Relying upon Whitaker v. Colbert, 18 Va. App. 202, 442 S.E.2d 429 (1994), Mr. Bennett asserts that social security benefits received by Mrs. Bennett on behalf of Isaac should be treated as income for which Mr. Bennett should receive credit in the determination of child support. This [327]*327Court holds otherwise. It is clear that under § 20-102.2(C) of the Code, social security benefits received by a spouse may under certain circumstances be treated as gross income for purposes of determining the guideline amount of child support. Whitaker holds that social security benefits received by children due to the disability of a parent “should be considered income derived by them from [that parent] and thus should be included in the computation of his ongoing support obligations and credited against that obligation.” Whitaker, 442 S.E.2d at 431. That is so because those social security benefits to the children “are entitlements earned by [that parent] through his earlier employment. They are a substitute for his lost ability to provide for the children through the fruits of future employment .... The children’s benefits inure to them not through their own entitlement but because of their status as dependents of a disabled parent. The benefits accrue to them to offset [that parent’s] diminished ability to provide for them normally. [That parent] is entitled to credit for that alternative provision of ongoing support.” Whitaker, 442 S.E.2d at 431. In essence, albeit indirectly, when the parent is disabled he is providing those funds to the child. In the instant case, it is not the parent but rather the child that is disabled. Mr. Bennett is not entitled to credit for that payment based on Whitaker.
In addition, Mrs. Bennett receives social security benefits not through her own entitlement, but as a result of Isaac’s disability, and only because and to the extent that Mr. Bennett fails to pay child support. To include these benefits as income to Mrs. Bennett for purposes of determining child support would only serve to encourage Mr. Bennett not to make support payments. To the extent that such social security benefits qualify as “independent financial resources” under § 20-108.1(B)(9), the Court finds that they should have no effect on Mr. Bennett’s support obligation.

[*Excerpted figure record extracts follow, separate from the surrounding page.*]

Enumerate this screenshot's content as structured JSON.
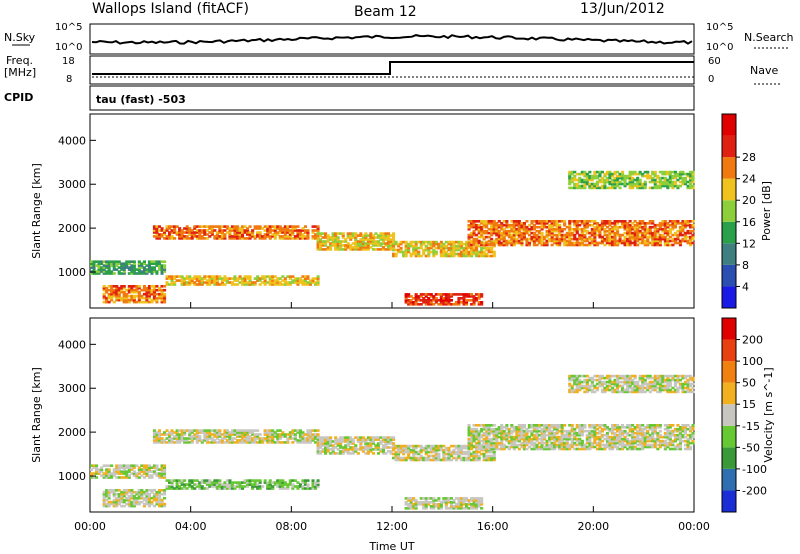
{
  "header": {
    "station": "Wallops Island (fitACF)",
    "beam": "Beam 12",
    "date": "13/Jun/2012"
  },
  "noise_panel": {
    "left_label": "N.Sky",
    "left_ticks": [
      "10^5",
      "10^0"
    ],
    "right_ticks": [
      "10^5",
      "10^0"
    ],
    "right_label": "N.Search"
  },
  "freq_panel": {
    "label_line1": "Freq.",
    "label_line2": "[MHz]",
    "left_ticks": [
      "18",
      "8"
    ],
    "right_ticks": [
      "60",
      "0"
    ],
    "right_label": "Nave"
  },
  "cpid_panel": {
    "label": "CPID",
    "text": "tau (fast) -503"
  },
  "chart_data": [
    {
      "type": "heatmap",
      "title": "",
      "xlabel": "",
      "ylabel": "Slant Range [km]",
      "x_ticks": [
        "00:00",
        "04:00",
        "08:00",
        "12:00",
        "16:00",
        "20:00",
        "00:00"
      ],
      "y_ticks": [
        "1000",
        "2000",
        "3000",
        "4000"
      ],
      "xlim": [
        0,
        24
      ],
      "ylim": [
        180,
        4600
      ],
      "colorbar": {
        "label": "Power [dB]",
        "ticks": [
          "4",
          "8",
          "12",
          "16",
          "20",
          "24",
          "28"
        ],
        "colors": [
          "#1a1ae6",
          "#2a4fb0",
          "#3f7f7f",
          "#2ba04a",
          "#8ccf3a",
          "#f0c21e",
          "#f07a10",
          "#e02010",
          "#e00000"
        ]
      },
      "bands": [
        {
          "t0": 0,
          "t1": 3,
          "r0": 950,
          "r1": 1250,
          "level": 3
        },
        {
          "t0": 2.5,
          "t1": 9,
          "r0": 1750,
          "r1": 2050,
          "level": 6
        },
        {
          "t0": 9,
          "t1": 12,
          "r0": 1500,
          "r1": 1900,
          "level": 5
        },
        {
          "t0": 12,
          "t1": 16,
          "r0": 1350,
          "r1": 1700,
          "level": 5
        },
        {
          "t0": 15,
          "t1": 24,
          "r0": 1600,
          "r1": 2150,
          "level": 6
        },
        {
          "t0": 3,
          "t1": 9,
          "r0": 700,
          "r1": 900,
          "level": 5
        },
        {
          "t0": 12.5,
          "t1": 15.5,
          "r0": 250,
          "r1": 500,
          "level": 7
        },
        {
          "t0": 19,
          "t1": 24,
          "r0": 2900,
          "r1": 3300,
          "level": 4
        },
        {
          "t0": 0.5,
          "t1": 3,
          "r0": 300,
          "r1": 700,
          "level": 6
        }
      ]
    },
    {
      "type": "heatmap",
      "title": "",
      "xlabel": "Time UT",
      "ylabel": "Slant Range [km]",
      "x_ticks": [
        "00:00",
        "04:00",
        "08:00",
        "12:00",
        "16:00",
        "20:00",
        "00:00"
      ],
      "y_ticks": [
        "1000",
        "2000",
        "3000",
        "4000"
      ],
      "xlim": [
        0,
        24
      ],
      "ylim": [
        180,
        4600
      ],
      "colorbar": {
        "label": "Velocity [m s^-1]",
        "ticks": [
          "200",
          "100",
          "50",
          "15",
          "-15",
          "-50",
          "-100",
          "-200"
        ],
        "colors": [
          "#1a2ed8",
          "#2f6fb0",
          "#3a9a3a",
          "#66c833",
          "#c8c6c0",
          "#f0b020",
          "#f08010",
          "#e84010",
          "#e00000"
        ]
      },
      "bands": [
        {
          "t0": 0,
          "t1": 3,
          "r0": 950,
          "r1": 1250,
          "level": 4
        },
        {
          "t0": 2.5,
          "t1": 9,
          "r0": 1750,
          "r1": 2050,
          "level": 4
        },
        {
          "t0": 9,
          "t1": 12,
          "r0": 1500,
          "r1": 1900,
          "level": 4
        },
        {
          "t0": 12,
          "t1": 16,
          "r0": 1350,
          "r1": 1700,
          "level": 4
        },
        {
          "t0": 15,
          "t1": 24,
          "r0": 1600,
          "r1": 2150,
          "level": 4
        },
        {
          "t0": 3,
          "t1": 9,
          "r0": 700,
          "r1": 900,
          "level": 3
        },
        {
          "t0": 12.5,
          "t1": 15.5,
          "r0": 250,
          "r1": 500,
          "level": 4
        },
        {
          "t0": 19,
          "t1": 24,
          "r0": 2900,
          "r1": 3300,
          "level": 4
        },
        {
          "t0": 0.5,
          "t1": 3,
          "r0": 300,
          "r1": 700,
          "level": 4
        }
      ]
    }
  ]
}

Mr. Bennett further urges this Court to treat the Section 8 housing allowance that Mrs. Bennett receives as income to her. The Court finds that under § 20-108.2(C), benefits from such a public assistance program are excluded from the determination of the gross income of the parties. In addition, payment of spousal support by Mr. Bennett will reduce and perhaps eliminate that housing allowance for Mrs. Bennett. To treat that housing allowance as income to Mrs. Bennett for purposes of determining either child support or spousal support is improper.
The Court finds the evidence insufficient to deviate from the child support guideline amount and orders Mr. Bennett to pay $170.00 monthly in [328]*328child support. The court further awards Mrs. Bennett $100.00 in spousal support. Child and spousal support are payable on the first of each month.
The court continues this matter to January 1995 (or earlier should Mr. Bennett become employed) for further review at that time on the issue of the amount of child and spousal support to be paid by Mr. Bennett.